The drawback to Experiment 3 is that cue detection was on ceiling performance. However, the benefit of conducting that experiment lies in the latency data. That experiment clearly shows that not all implementation intentions will change people’s attention allocation policies. Perhaps with only a few specific cues, implementation intentions reinforce that the intention will be easy to perform and participants decide not to weight the prospective memory task any differently than they do under standard instructions. By contrast, with the nonfocal intentions perhaps the implementation instructions reinforce that cues may go easily undetected and people adjust their attentional allocation policy accordingly. We believe that the reason why task interference is not perfectly correlated with the detection of nonfocal cues is that speed in the ongoing task is only one determinant of cue detection. Other relevant factors probably determine this that do not directly affect latency such as the number of times one is reminded of the intention or how many trials after successful cue detection does the intention enjoy a state of heightened activation. These are influences on cue detection that are not measured in the current paradigm, and they can be difficult to measure without making the prospective memory a vigilance task. It is also possible that the complex pattern of latency and cue detection data with nonfocal cues is due to an increased amount of attention being devoted to both the lexical decision and prospective memory tasks. Implementation instructions could result in an increase in the overall allocation of attention to both tasks and therefore may result in lower task interference than would be expected if attention was increased only towards the prospective memory task.

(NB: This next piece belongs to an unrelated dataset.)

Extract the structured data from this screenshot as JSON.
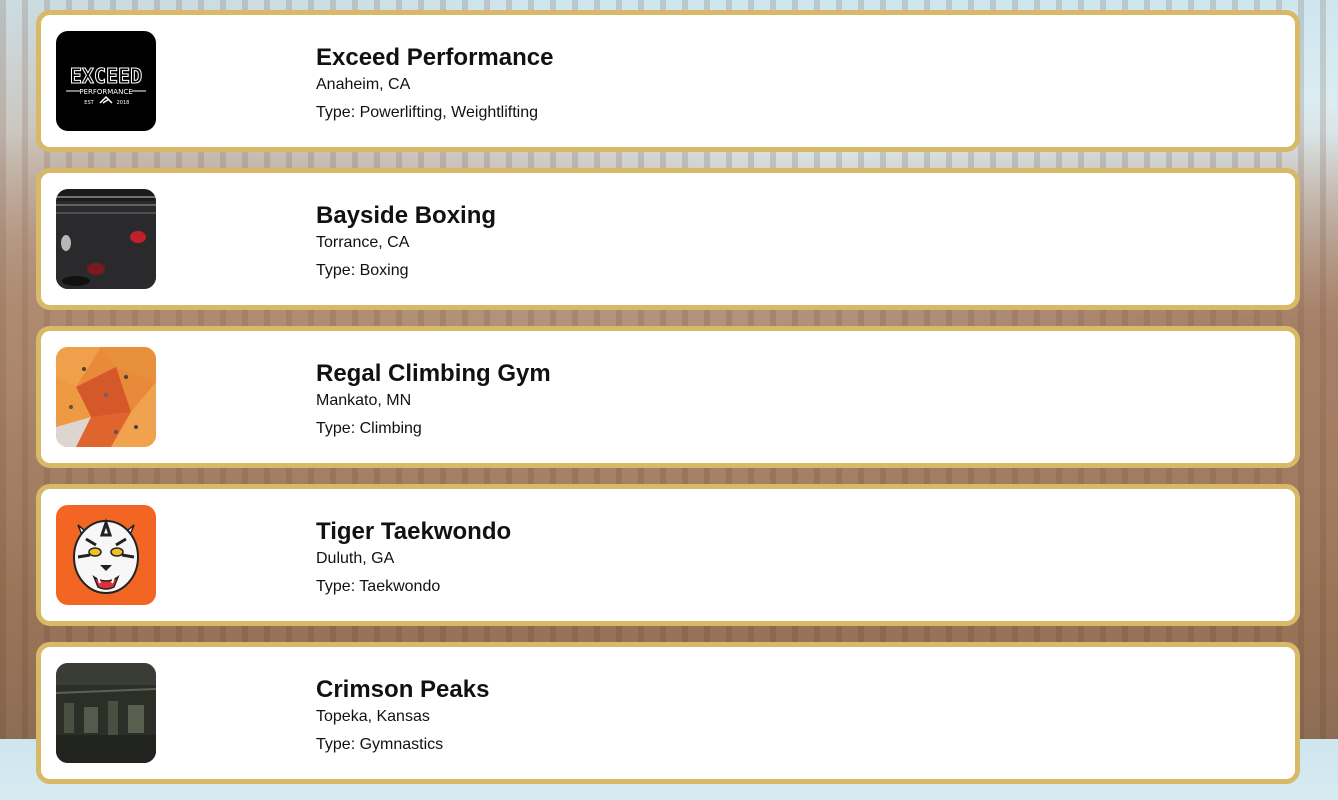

If implementation intentions with focal and nonfocal cues have the same theoretical mechanism underlying their benefit then it is clear that neither cue salience nor strengthening of the cue to target action are strong contenders. Rather, implementation instructions seem to be affecting the attentional allocation policy that people adopt in some cases, but not in others. Even so, our hope is that the current study in showing benefits with a nonfocal intention will prod others to search for potentially common mechanisms across focal and nonfocal intentions such the microstructure of an event-based response. For example Marsh et al. (2003) have argued that four stages occur in successfully detecting an event-based cue: cue recognition, verification that the cue meets the conditions for responding, retrieval of the target action, and coordination of the prospective with the ongoing task response. Implementation intentions could facilitate any one of these processes (with some being more obvious candidates than others) and thereby act to increase successful responding. Our point is that alternative mechanisms need to be developed for how implementation intentions actually increase performance in everyday prospective memory tasks. Once they have been identified they can be scrutinized more closely in the laboratory and developed into viable strategies for improving prospective memory, particularly in populations with documented deficits in completing planned activities. Of course, the processes involved in this study might not perfectly reflect those processes involved in implementation intentions outside of the laboratory (e.g., medication adherence). Hence, the theoretical issues raised in the current study (and with any other laboratory study on implementation intentions) should be examined with more applied types of prospective memory designs as well.